Ghana’s romance with British terrorists is a drug; the same tranquilizer out of the caves of France that has been sprinkled all over Francophone Africa; it produces a warped reality and traps us inside of it. If we’re to start really remembering the tragedy of the coming of Europeans to West Africa, the only way is to burn all the poppies, get rid of the Elizardeathans, wipe out their evil magic with fire, and look our ghosts, stare the Spirits of our Ancestors, squarely in the eye and with a contrite heart proclaim that we are sorry!
But that means that we must rise as Ghanaians to give meaning to the Soninke word, “Ghana,” and grow into the warrior kings it entreats us to become. Warrior kings who are not afraid to die; kings who are the sum total of the quotations of all their Ancestors; kings and queens who do not, cannot bow ever again to a poppy queen.

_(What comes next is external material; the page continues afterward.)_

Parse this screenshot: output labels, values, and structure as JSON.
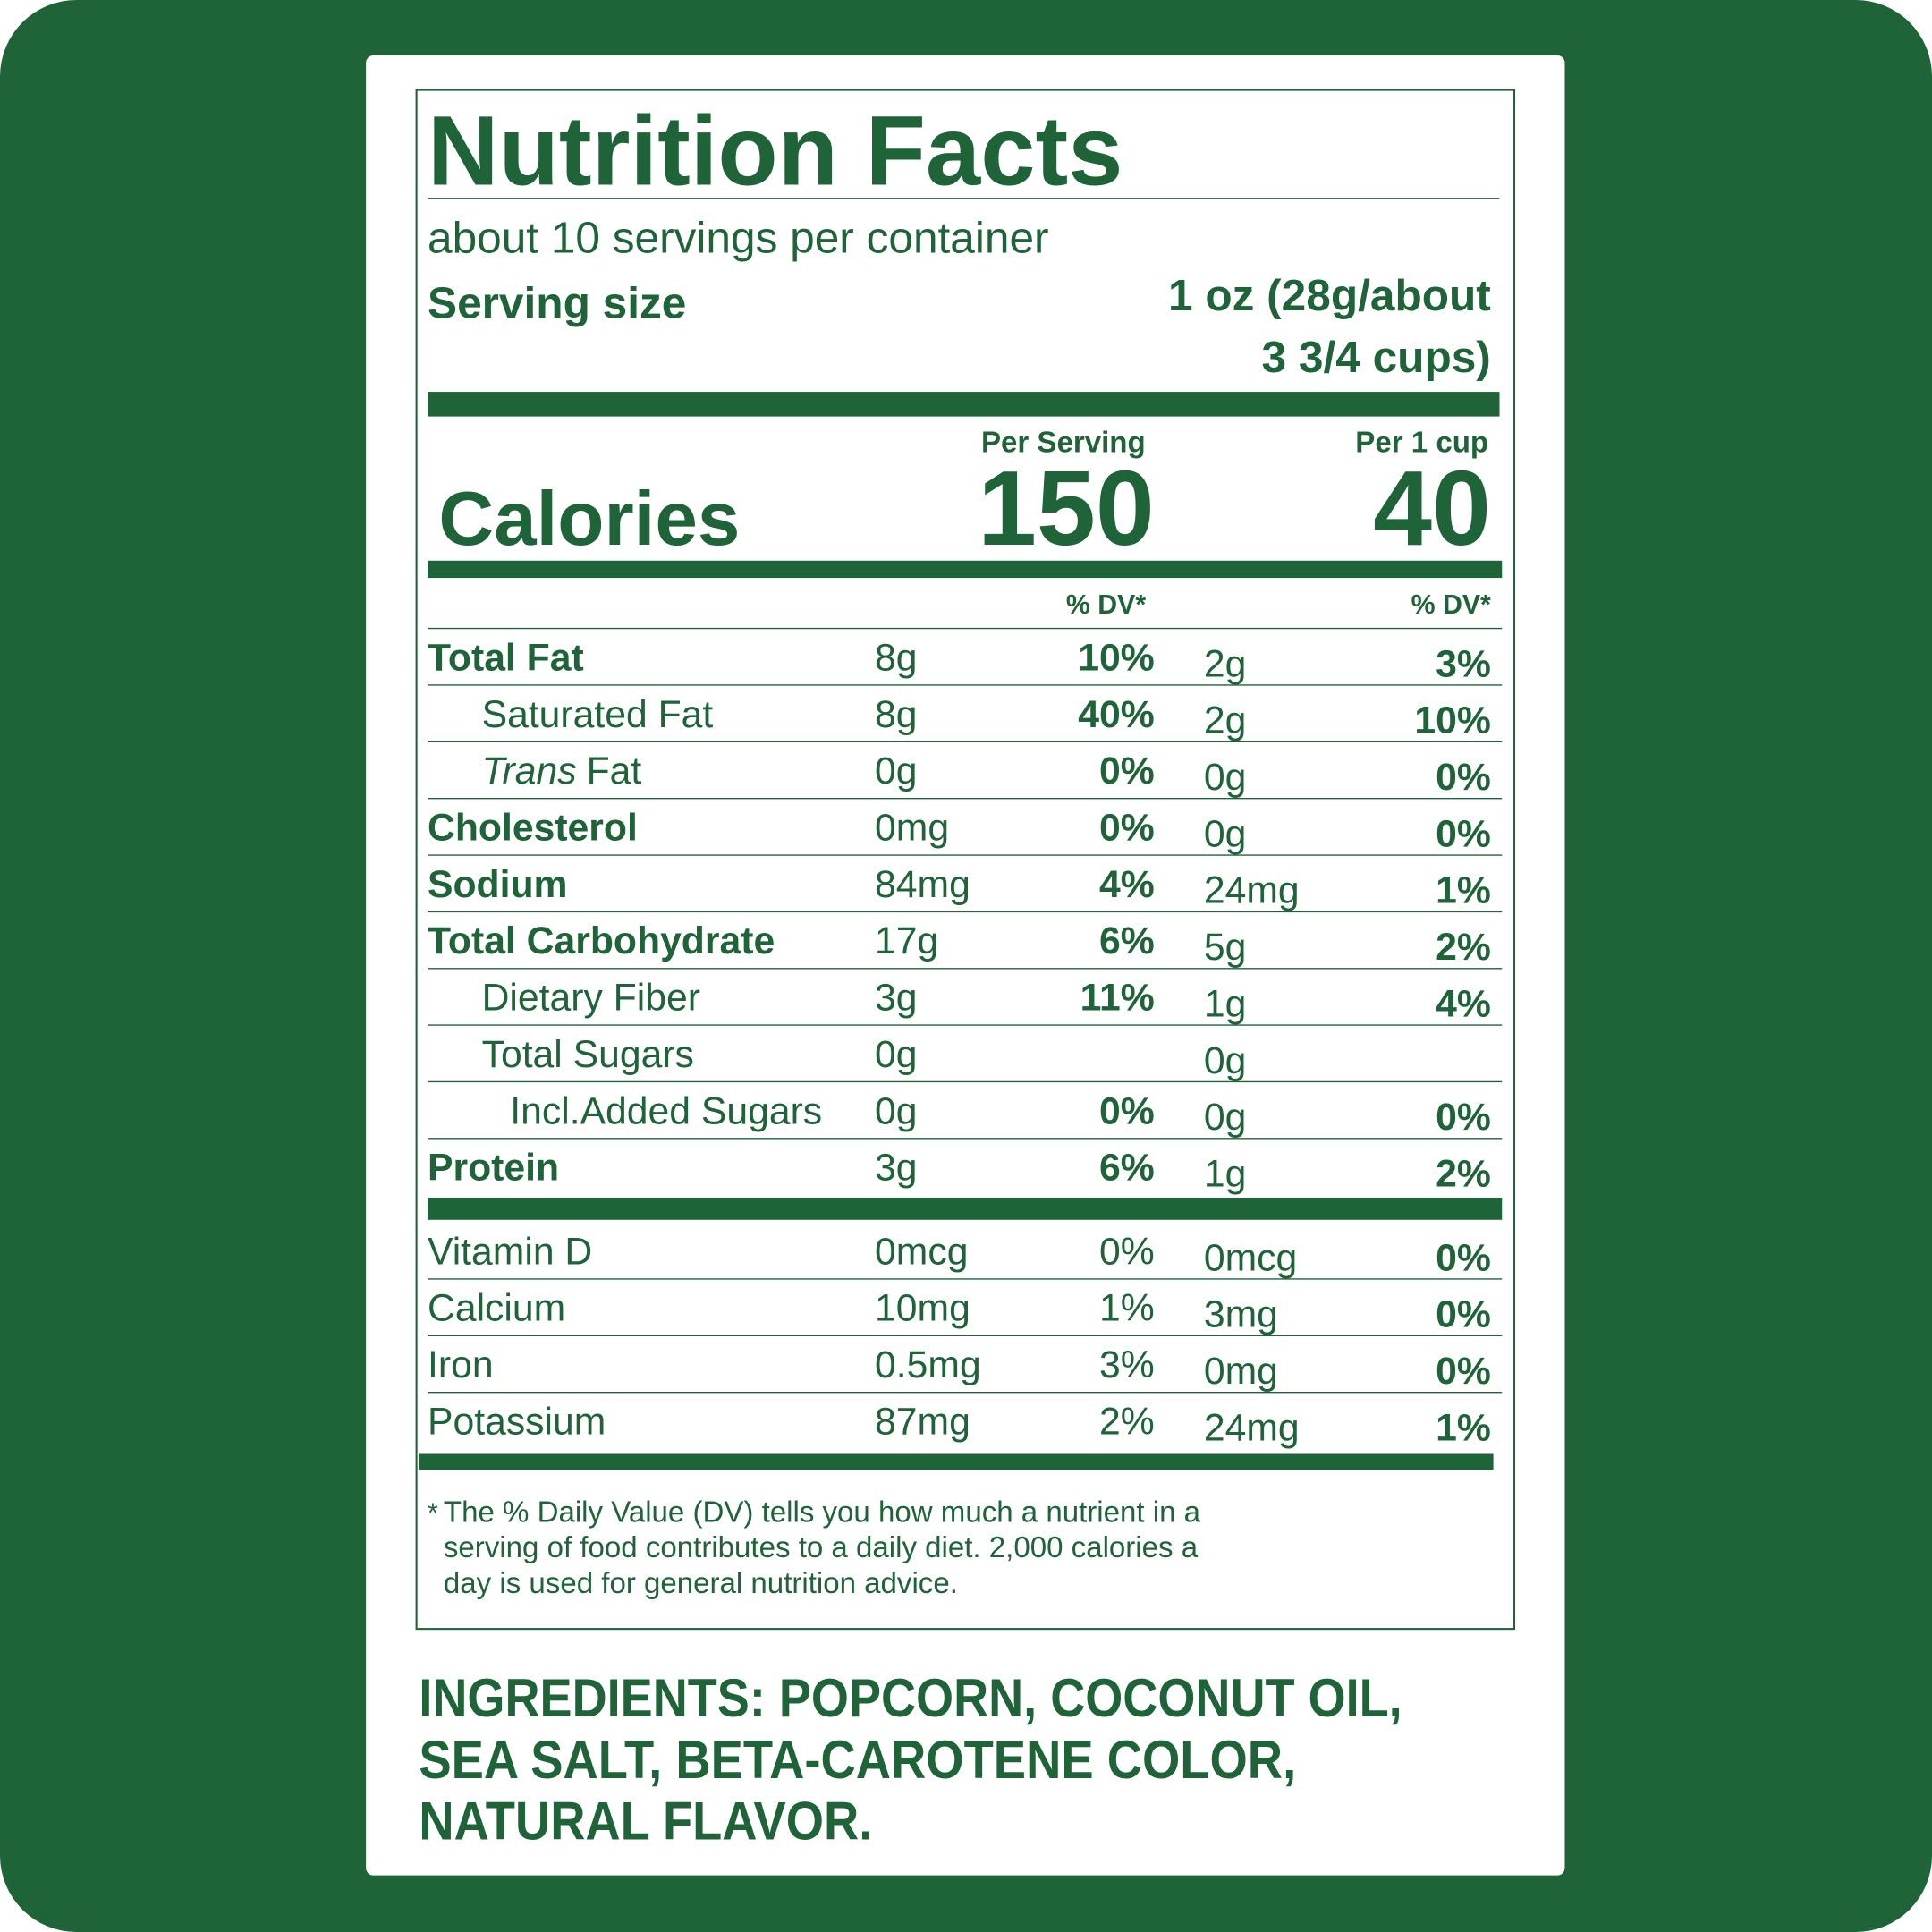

Warrior kings who chatter their own destiny with a self-assertive manhood. This is what the twenty-first century calls on Ghanaian manhood—to be kings, not slaves.
This post is dedicated to the memory of Sergeant Adjetey, Corporal Attipoe and Private Odartey Lamptey who were killed by British Terrorists in the Accra Riots of 1948 for daring to regain their freedom from terrorism. The British head of terrorist cops, Superintendent Imray, grabbed a gun and ultimately shot these three heroes. May they rest in peace and continue to inspire us to completely break free from the blue demon.